SourceReader API It's a low-level API, It allows users to manually handle splitting , And has its own threading model to obtain and transfer records . For convenience SourceReader The implementation of the ,Flink Provides a SourceReaderBase class , It greatly reduces the writing SourceReader The amount of work required . Connector developers are strongly recommended to take advantage of SourceReaderBase, Instead of writing from scratch sourcereader. See more details Split Reader AP part .
4.use the source
final StreamExecutionEnvironment env = StreamExecutionEnvironment.getExecutionEnvironment();
Source mySource = new MySource(...);
DataStream<Integer> stream = env.fromSource(
mySource,
WatermarkStrategy.noWatermarks(),
"MySourceName");
...
Be careful : stay DataStream API In the process of creating ,WatermarkStrategy Be passed on to Source, And create TimestampAssigner and WatermarkGenerator.
The TimestampAssigner and WatermarkGenerator run transparently as part of the ReaderOutput(or SourceOutput) so source implementors do not have to implement any timestamp extraction and watermark generation code.
4.1 Event Timestamps
There are two ways to extract events :
- by calling SourceOutput.collect(event, timestamp)
In this way source Of event record Only when time is included , And only in the built-in source connect It works , Realize it by yourself source It is not available when , About source connect There is no explanation here . - TimestampAssigner :use the source record timestamp or access a field of the event obtain the final event timestamp. Usage is the above code , Nothing to say .

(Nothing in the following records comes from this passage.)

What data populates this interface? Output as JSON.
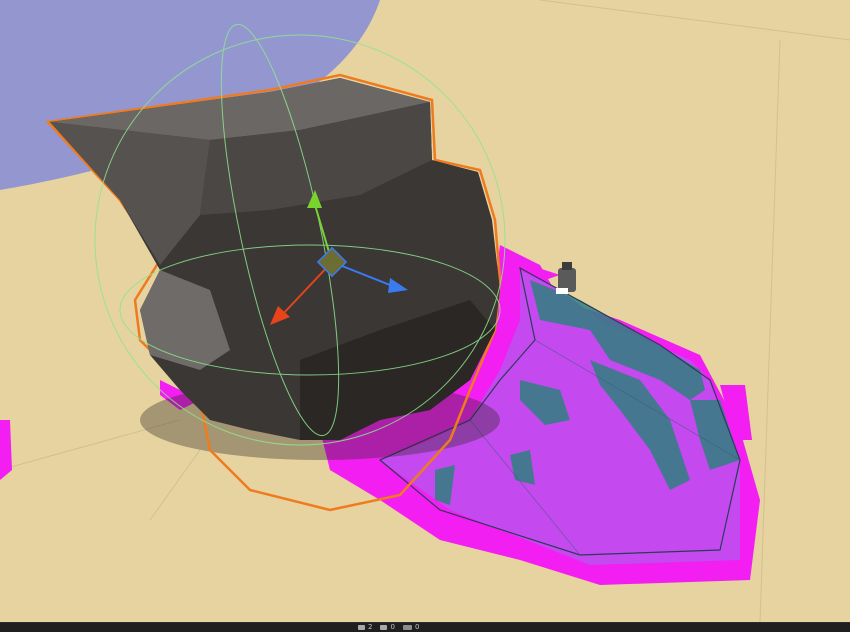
{
  "app": {
    "view": "Scene"
  },
  "statusbar": {
    "items": [
      {
        "icon": "bug-icon",
        "count": "2"
      },
      {
        "icon": "layers-icon",
        "count": "0"
      },
      {
        "icon": "tab-icon",
        "count": "0"
      }
    ]
  },
  "colors": {
    "ground": "#e6d3a0",
    "sky": "#9497cf",
    "mesh": "#3a3735",
    "selection_outline": "#f07a1e",
    "navmesh_magenta": "#f21ef2",
    "navmesh_teal": "#2f7f80",
    "gizmo_x": "#e8431b",
    "gizmo_y": "#7ad22e",
    "gizmo_z": "#3a7bf0",
    "collider_wire": "#8fe48f"
  }
}
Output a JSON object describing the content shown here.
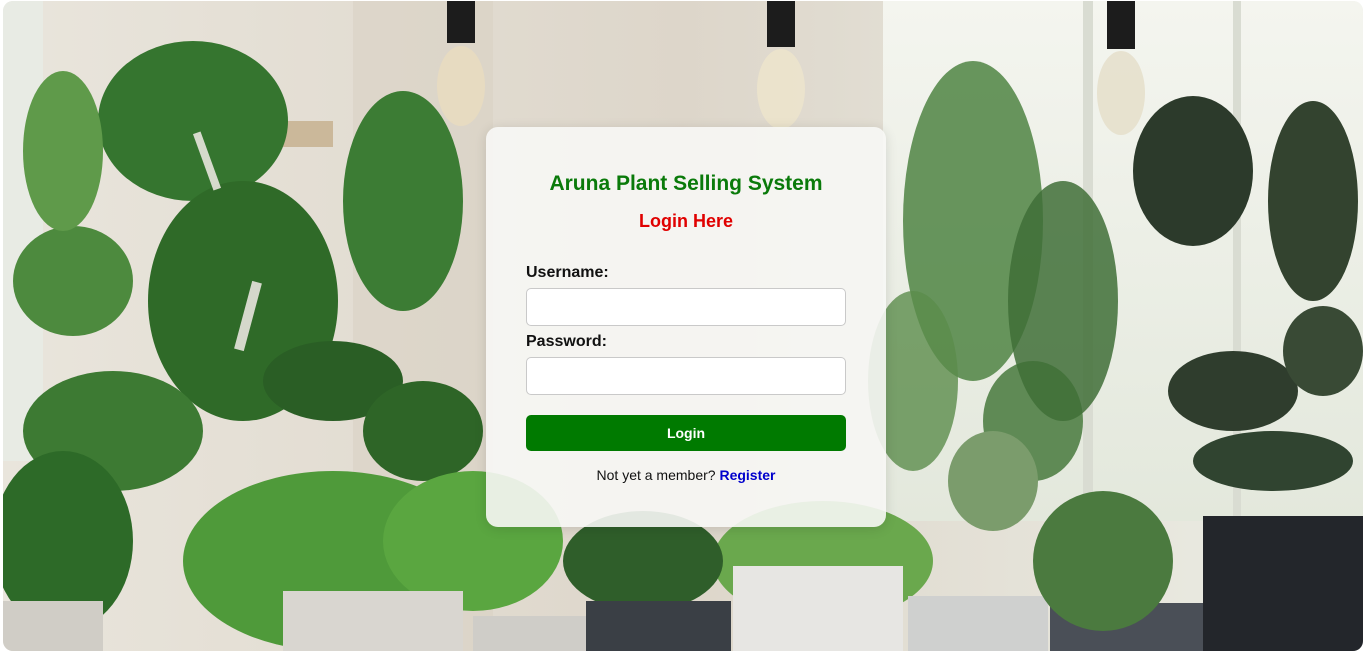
{
  "app": {
    "title": "Aruna Plant Selling System",
    "subtitle": "Login Here"
  },
  "form": {
    "username_label": "Username:",
    "username_value": "",
    "password_label": "Password:",
    "password_value": "",
    "login_label": "Login",
    "footer_text": "Not yet a member?",
    "register_label": "Register"
  },
  "background": {
    "description_icon": "houseplants-photo"
  },
  "colors": {
    "title": "#0a7a0a",
    "subtitle": "#e00000",
    "button": "#007a00",
    "link": "#0000cc",
    "wall": "#ddd7cc",
    "window": "#eef0e8"
  }
}
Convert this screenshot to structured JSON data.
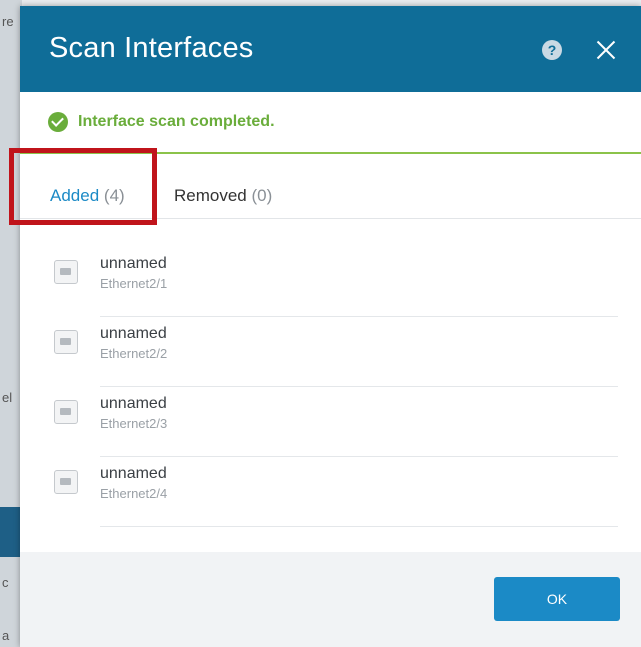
{
  "background": {
    "marks": [
      "re",
      "el",
      "c",
      "a"
    ]
  },
  "dialog": {
    "title": "Scan Interfaces",
    "help_icon": "help-icon",
    "close_icon": "close-icon",
    "status": {
      "icon": "check-circle-icon",
      "text": "Interface scan completed.",
      "color": "#6aad3b"
    },
    "tabs": [
      {
        "label": "Added",
        "count": "(4)",
        "active": true
      },
      {
        "label": "Removed",
        "count": "(0)",
        "active": false
      }
    ],
    "interfaces": [
      {
        "name": "unnamed",
        "port": "Ethernet2/1"
      },
      {
        "name": "unnamed",
        "port": "Ethernet2/2"
      },
      {
        "name": "unnamed",
        "port": "Ethernet2/3"
      },
      {
        "name": "unnamed",
        "port": "Ethernet2/4"
      }
    ],
    "ok_label": "OK"
  },
  "colors": {
    "header": "#0f6d98",
    "accent": "#1b8ac6",
    "success": "#6aad3b",
    "highlight": "#c0141b"
  }
}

5.The Split Reader AP Set up I
The core SourceReader API It's completely asynchronous , You need to manually manage asynchronous split reads . However , In practice , Most sources perform blocking operations , For example, blocking clients ( for example ) Upper poll()KafkaConsumer call , Or block the distributed file system (HDFS、S3 etc. ) Upper I/O operation . To make it asynchronous Source API compatible , These blockages ( Sync ) The operation needs to occur in a separate thread , These threads deliver data to the asynchronous part of the reader .
SplitReader It is used for simple synchronous reading / Advanced implementation of polling based sources API, For example, file reading 、Kafka etc. .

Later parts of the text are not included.